Thursday, July 15, 2010
CMPD Officer Shoots Ground Claims Ground Made a Sudden Move
In a Barney Fife moment CMPD Officer Sean Parker, who’s been with CMPD since 2001, made a simple mistake and discharged his weapon into the ground.
Folks it happens, and thankfully no one was hurt. Back to the range for some remedial training to make everyone feel better and that should be the end of that. What troubles me is the ineptness of CMPD's public information staff, but more about that later.
Discharging your weapon by accident, isn't a big deal except to the officer on the other end of non stop jokes. I know I've been there, I was maybe 14 when I had my Dick Cheney moment and accidentally discharged my 12 gauge shot gun while out with my father and grandfather.
Crossing a road, and negotiating a fence in rural Illinois duck country, the quiet of that cool fall afternoon was interrupted by the blast of my 12 gauge Browning shot gun and sudden explosion of dirt less than five feet away.

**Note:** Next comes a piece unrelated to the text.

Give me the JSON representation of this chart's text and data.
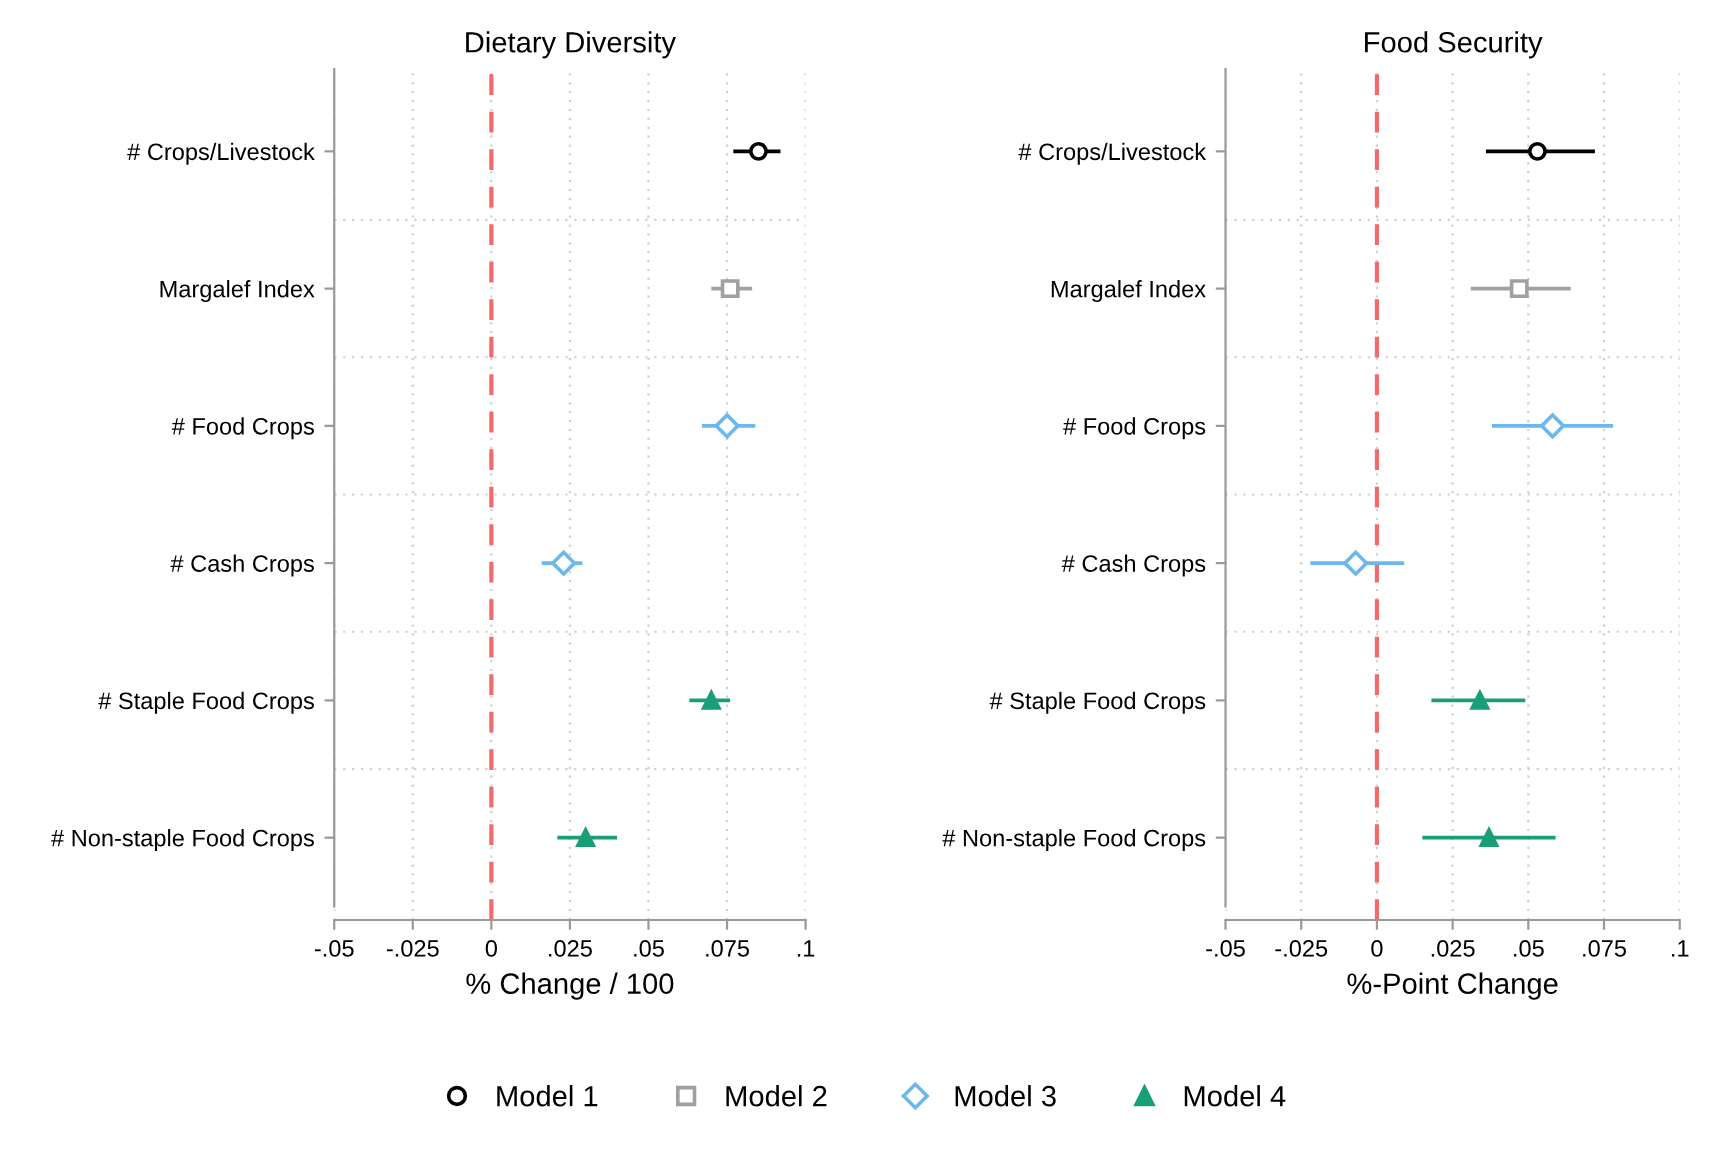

I suspect that John Moses Browning would not have be pleased how I handled the pump action shotgun he designed, but my grandfather and father never said a word. The only indication of that heart stopping moment was some fine scotch they shared after we returned home.
As for CMPD, the circus act of note was the "Cover-up" mode the department went into after first reporting the "suspect" had fired on officers.
According to media sources, in an initial press release, spokesman Officer Robert Fey said a man then pulled a handgun from his waistband and fired a shot. Fey said police called out their helicopter and K-9 units to chase the fleeing suspect and found him a short time later.
Fey said a "police dog" found a handgun in bushes along Franklin Avenue after the man was taken into custody.
Then about 90 minutes after releasing their initial explanation, police held a news conference to clarify the facts of the shooting.
Police now say the only person who fired was Officer Parker, who is assigned to the Metro Division. He fired his gun into the ground while attempting to draw it from holster, police said.
Their initial explanation was based on witness statements and evidence gathered at the scene, they said.
Late Wednesday, spokeswoman Officer Rosalyn Harrington would not say whether there is any indication that Parker intentionally misled police about who fired the shot. His administrative leave is standard procedure. She also refused to identify the three people detained during the incident or say whether they were still in custody.
Do they even have a clue how to run a public relations office at a police department?